In this interface the PCM data of the channels and objects interfaces is provided through the decoder PCM buffer, which first contains the regular rendered PCM signals (e.g. 12 signals for a 7.1+4 setup). Subsequently additional signals carry the PCM data of the originally transmitted channel representation. These are followed by signals carrying the PCM data of the un-rendered output objects. Then additional signals carry the HOA audio PCM data which number is indicated in the HOA metadata interface via the HOA order (e.g. 16 signals for HOA order 3). The HOA audio PCM data in the HOA output interface is provided in the so-called Equivalent Spatial Domain (ESD) representation. The conversion from the HOA domain into the ESD representation and vice versa is described in ISO/IEC 23008-3 [19], Annex C.5.1.

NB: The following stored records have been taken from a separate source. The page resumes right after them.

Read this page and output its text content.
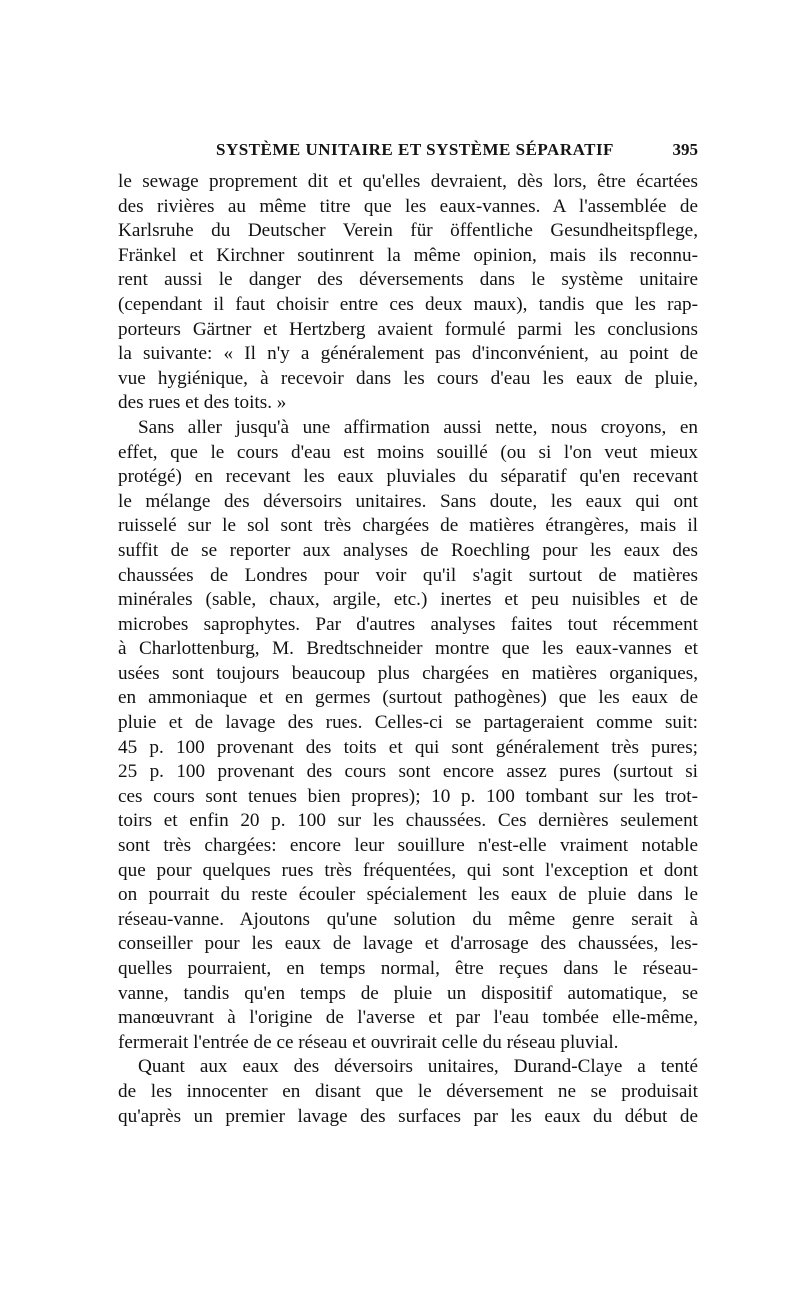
SYSTÈME UNITAIRE ET SYSTÈME SÉPARATIF	395
le sewage proprement dit et qu'elles devraient, dès lors, être écartées
des rivières au même titre que les eaux-vannes. A l'assemblée de
Karlsruhe du Deutscher Verein für öffentliche Gesundheitspflege,
Fränkel et Kirchner soutinrent la même opinion, mais ils reconnu-
rent aussi le danger des déversements dans le système unitaire
(cependant il faut choisir entre ces deux maux), tandis que les rap-
porteurs Gärtner et Hertzberg avaient formulé parmi les conclusions
la suivante: « Il n'y a généralement pas d'inconvénient, au point de
vue hygiénique, à recevoir dans les cours d'eau les eaux de pluie,
des rues et des toits. »
Sans aller jusqu'à une affirmation aussi nette, nous croyons, en
effet, que le cours d'eau est moins souillé (ou si l'on veut mieux
protégé) en recevant les eaux pluviales du séparatif qu'en recevant
le mélange des déversoirs unitaires. Sans doute, les eaux qui ont
ruisselé sur le sol sont très chargées de matières étrangères, mais il
suffit de se reporter aux analyses de Roechling pour les eaux des
chaussées de Londres pour voir qu'il s'agit surtout de matières
minérales (sable, chaux, argile, etc.) inertes et peu nuisibles et de
microbes saprophytes. Par d'autres analyses faites tout récemment
à Charlottenburg, M. Bredtschneider montre que les eaux-vannes et
usées sont toujours beaucoup plus chargées en matières organiques,
en ammoniaque et en germes (surtout pathogènes) que les eaux de
pluie et de lavage des rues. Celles-ci se partageraient comme suit:
45 p. 100 provenant des toits et qui sont généralement très pures;
25 p. 100 provenant des cours sont encore assez pures (surtout si
ces cours sont tenues bien propres); 10 p. 100 tombant sur les trot-
toirs et enfin 20 p. 100 sur les chaussées. Ces dernières seulement
sont très chargées: encore leur souillure n'est-elle vraiment notable
que pour quelques rues très fréquentées, qui sont l'exception et dont
on pourrait du reste écouler spécialement les eaux de pluie dans le
réseau-vanne. Ajoutons qu'une solution du même genre serait à
conseiller pour les eaux de lavage et d'arrosage des chaussées, les-
quelles pourraient, en temps normal, être reçues dans le réseau-
vanne, tandis qu'en temps de pluie un dispositif automatique, se
manœuvrant à l'origine de l'averse et par l'eau tombée elle-même,
fermerait l'entrée de ce réseau et ouvrirait celle du réseau pluvial.
Quant aux eaux des déversoirs unitaires, Durand-Claye a tenté
de les innocenter en disant que le déversement ne se produisait
qu'après un premier lavage des surfaces par les eaux du début de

The metadata for channels, objects, and HOA is available once per frame and their syntax is specified in mpegh3da_getChannelMetadata(), mpegh3da_getObjectAudioAndMetadata(), and mpegh3da_getHoaMetadata() respectively. The metadata and PCM data shall be aligned for an external renderer to match each metadata element with the respective PCM frame.

6.2 Audio Media Profiles

6.2.1 Introduction and Overview

This clause defines the media profiles for audio. Media profiles include specification on the following:

– Elementary stream constraints based on the audio operation points defined in clause 6.1.

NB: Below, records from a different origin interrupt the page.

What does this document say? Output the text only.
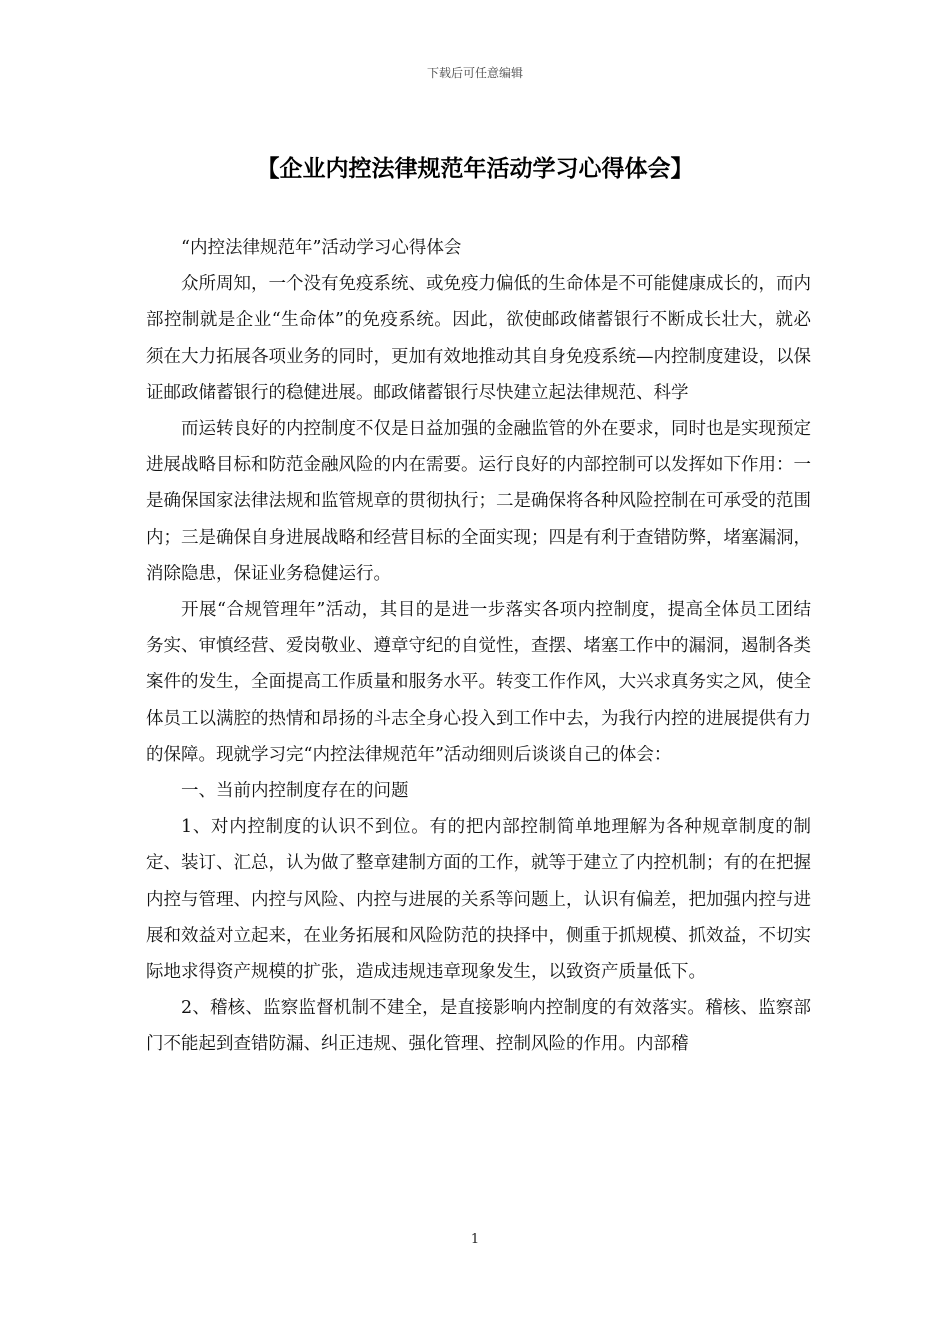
下载后可任意编辑
【企业内控法律规范年活动学习心得体会】

“内控法律规范年”活动学习心得体会

众所周知，一个没有免疫系统、或免疫力偏低的生命体是不可能健康成长的，而内部控制就是企业“生命体”的免疫系统。因此，欲使邮政储蓄银行不断成长壮大，就必须在大力拓展各项业务的同时，更加有效地推动其自身免疫系统—内控制度建设，以保证邮政储蓄银行的稳健进展。邮政储蓄银行尽快建立起法律规范、科学

而运转良好的内控制度不仅是日益加强的金融监管的外在要求，同时也是实现预定进展战略目标和防范金融风险的内在需要。运行良好的内部控制可以发挥如下作用：一是确保国家法律法规和监管规章的贯彻执行；二是确保将各种风险控制在可承受的范围内；三是确保自身进展战略和经营目标的全面实现；四是有利于查错防弊，堵塞漏洞，消除隐患，保证业务稳健运行。

开展“合规管理年”活动，其目的是进一步落实各项内控制度，提高全体员工团结务实、审慎经营、爱岗敬业、遵章守纪的自觉性，查摆、堵塞工作中的漏洞，遏制各类案件的发生，全面提高工作质量和服务水平。转变工作作风，大兴求真务实之风，使全体员工以满腔的热情和昂扬的斗志全身心投入到工作中去，为我行内控的进展提供有力的保障。现就学习完“内控法律规范年”活动细则后谈谈自己的体会：

一、当前内控制度存在的问题

1、对内控制度的认识不到位。有的把内部控制简单地理解为各种规章制度的制定、装订、汇总，认为做了整章建制方面的工作，就等于建立了内控机制；有的在把握内控与管理、内控与风险、内控与进展的关系等问题上，认识有偏差，把加强内控与进展和效益对立起来，在业务拓展和风险防范的抉择中，侧重于抓规模、抓效益，不切实际地求得资产规模的扩张，造成违规违章现象发生，以致资产质量低下。

2、稽核、监察监督机制不建全，是直接影响内控制度的有效落实。稽核、监察部门不能起到查错防漏、纠正违规、强化管理、控制风险的作用。内部稽

1
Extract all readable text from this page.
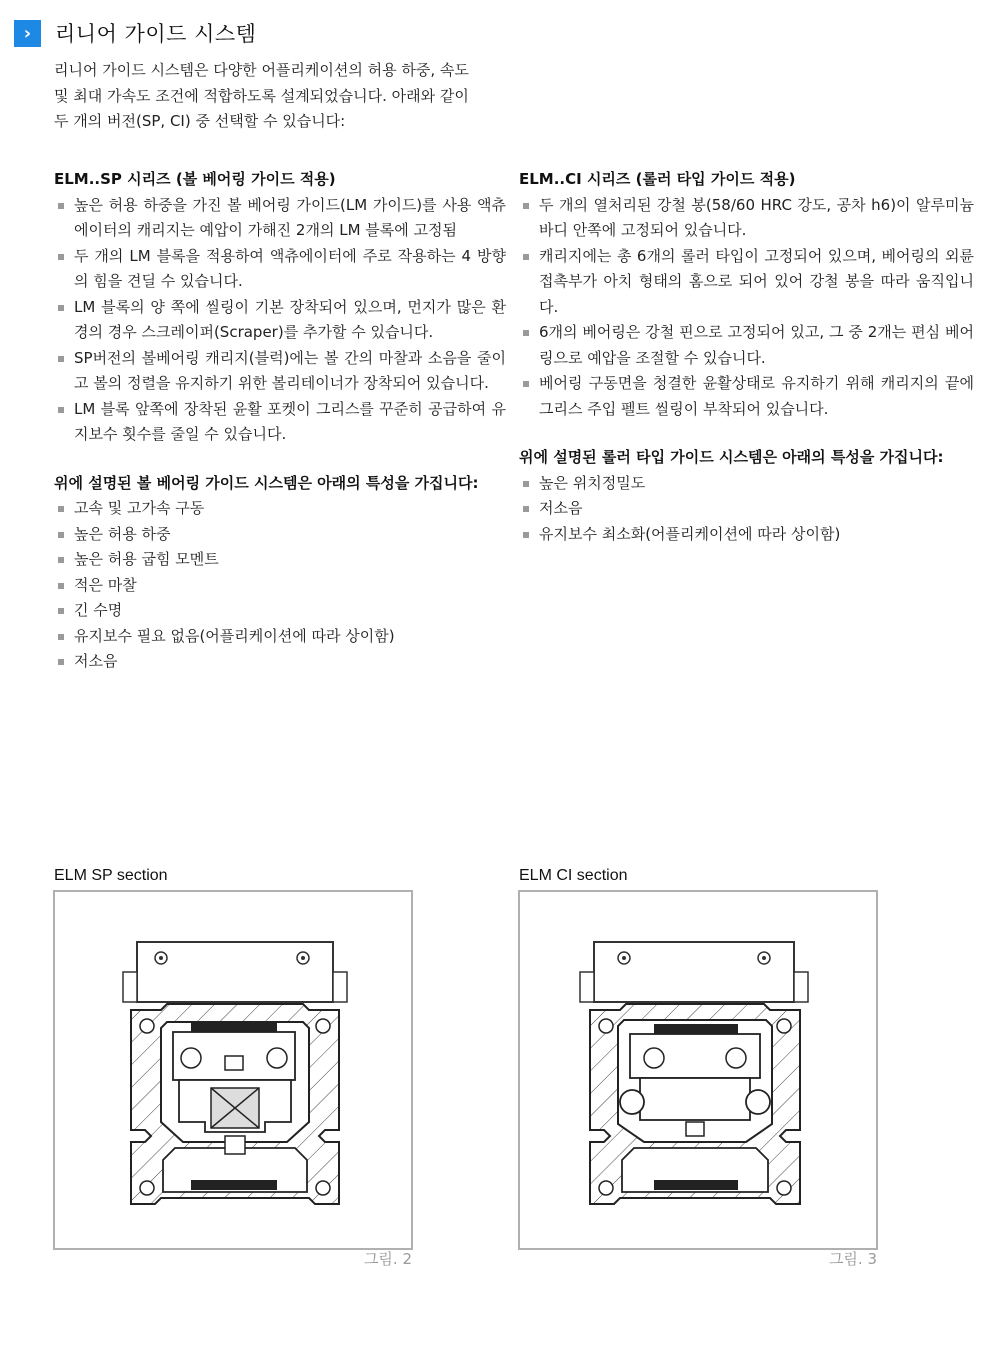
›	리니어 가이드 시스템
리니어 가이드 시스템은 다양한 어플리케이션의 허용 하중, 속도
및 최대 가속도 조건에 적합하도록 설계되었습니다. 아래와 같이
두 개의 버전(SP, CI) 중 선택할 수 있습니다:
ELM..SP 시리즈 (볼 베어링 가이드 적용)
높은 허용 하중을 가진 볼 베어링 가이드(LM 가이드)를 사용 액츄에이터의 캐리지는 예압이 가해진 2개의 LM 블록에 고정됨
두 개의 LM 블록을 적용하여 액츄에이터에 주로 작용하는 4 방향의 힘을 견딜 수 있습니다.
LM 블록의 양 쪽에 씰링이 기본 장착되어 있으며, 먼지가 많은 환경의 경우 스크레이퍼(Scraper)를 추가할 수 있습니다.
SP버전의 볼베어링 캐리지(블럭)에는 볼 간의 마찰과 소음을 줄이고 볼의 정렬을 유지하기 위한 볼리테이너가 장착되어 있습니다.
LM 블록 앞쪽에 장착된 윤활 포켓이 그리스를 꾸준히 공급하여 유지보수 횟수를 줄일 수 있습니다.
위에 설명된 볼 베어링 가이드 시스템은 아래의 특성을 가집니다:
고속 및 고가속 구동
높은 허용 하중
높은 허용 굽힘 모멘트
적은 마찰
긴 수명
유지보수 필요 없음(어플리케이션에 따라 상이함)
저소음
ELM..CI 시리즈 (롤러 타입 가이드 적용)
두 개의 열처리된 강철 봉(58/60 HRC 강도, 공차 h6)이 알루미늄 바디 안쪽에 고정되어 있습니다.
캐리지에는 총 6개의 롤러 타입이 고정되어 있으며, 베어링의 외륜 접촉부가 아치 형태의 홈으로 되어 있어 강철 봉을 따라 움직입니다.
6개의 베어링은 강철 핀으로 고정되어 있고, 그 중 2개는 편심 베어링으로 예압을 조절할 수 있습니다.
베어링 구동면을 청결한 윤활상태로 유지하기 위해 캐리지의 끝에 그리스 주입 펠트 씰링이 부착되어 있습니다.
위에 설명된 롤러 타입 가이드 시스템은 아래의 특성을 가집니다:
높은 위치정밀도
저소음
유지보수 최소화(어플리케이션에 따라 상이함)
ELM SP section	ELM CI section
그림. 2	그림. 3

– File format encapsulation constraints and signalling including capability signalling. The defines to a 3GPP VR Track as defined above.

– DASH Adaptation Set constraints and signalling including capability signalling. This defines a DASH content format profile.

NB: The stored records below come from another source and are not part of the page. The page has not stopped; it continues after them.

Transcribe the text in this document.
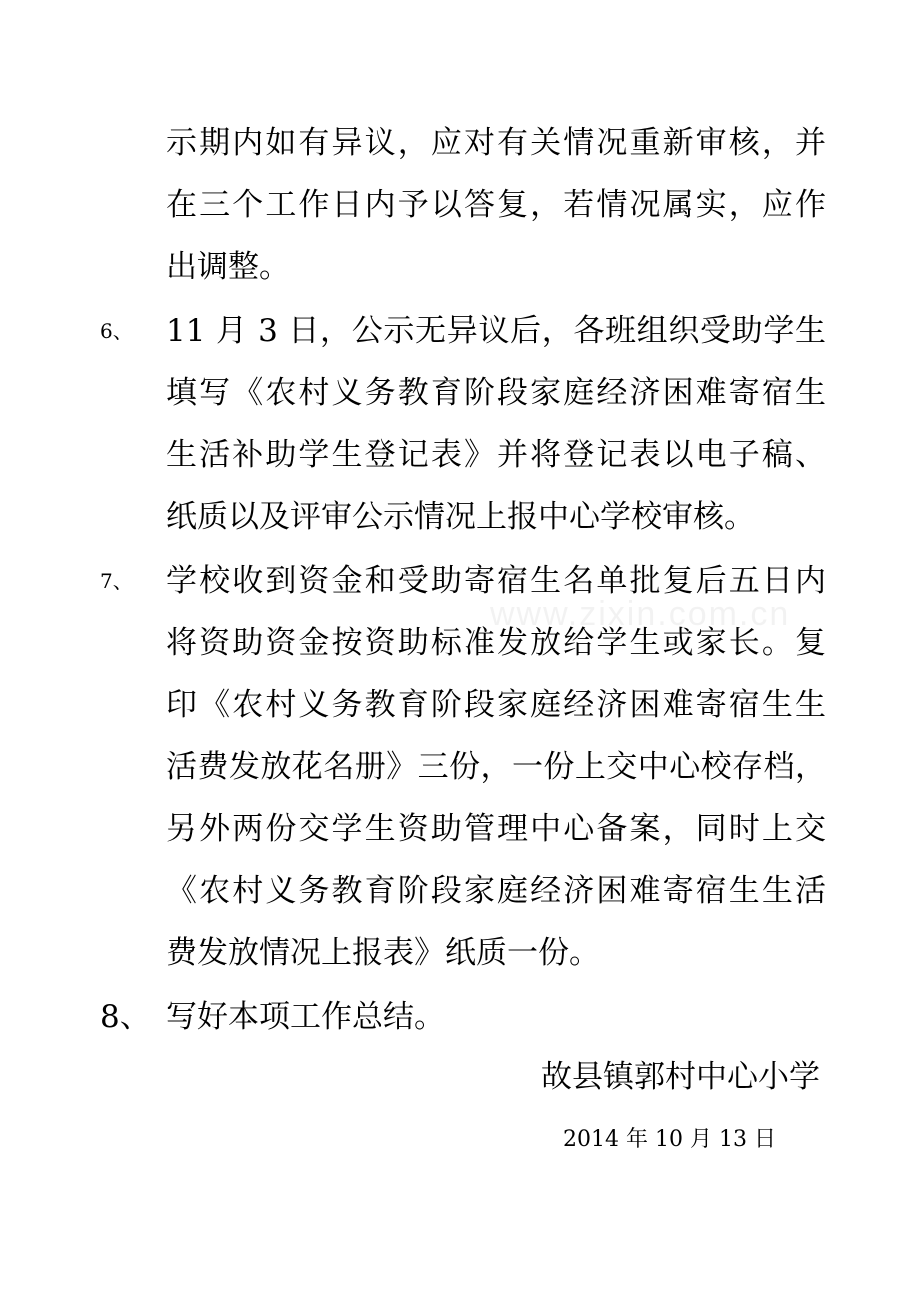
www.zixin.com.cn
示期内如有异议，应对有关情况重新审核，并
在三个工作日内予以答复，若情况属实，应作
出调整。
6、 11 月 3 日，公示无异议后，各班组织受助学生
填写《农村义务教育阶段家庭经济困难寄宿生
生活补助学生登记表》并将登记表以电子稿、
纸质以及评审公示情况上报中心学校审核。
7、 学校收到资金和受助寄宿生名单批复后五日内
将资助资金按资助标准发放给学生或家长。复
印《农村义务教育阶段家庭经济困难寄宿生生
活费发放花名册》三份，一份上交中心校存档，
另外两份交学生资助管理中心备案，同时上交
《农村义务教育阶段家庭经济困难寄宿生生活
费发放情况上报表》纸质一份。
8、 写好本项工作总结。
故县镇郭村中心小学
2014 年 10 月 13 日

Table 6.2-1 provides an overview of the Media Profiles in defined in the remainder of clause 6.2.

Table 6.2-1 Audio Media Profiles

Media Profile

Operation Point

Sample Entry

DASH Integration

OMAF 3D Audio Baseline Media Profile

3GPP MPEG-H Audio Operation Point

mhm1

mhm2

6.2.2 OMAF 3D Audio Baseline Media Profile

6.2.2.1 Overview

MPEG-H 3D Audio [19] specifies coding of immersive audio material and the storage of the coded representation in an ISO BMFF track. The MPEG-H 3D Audio decoder has a constant latency, see Table 1 — "MPEG-H 3DA functional blocks and internal processing domain", of ISO/IEC 23008-3 [19]. With this information, content authors could synchronize audio and video portions of a media presentation, e.g. ensuring lip-synch.

ISO BMFF integration for this profile is provided following the requirements and recommendations in ISO/IEC 23090-2 [12], clause 10.2.2.3.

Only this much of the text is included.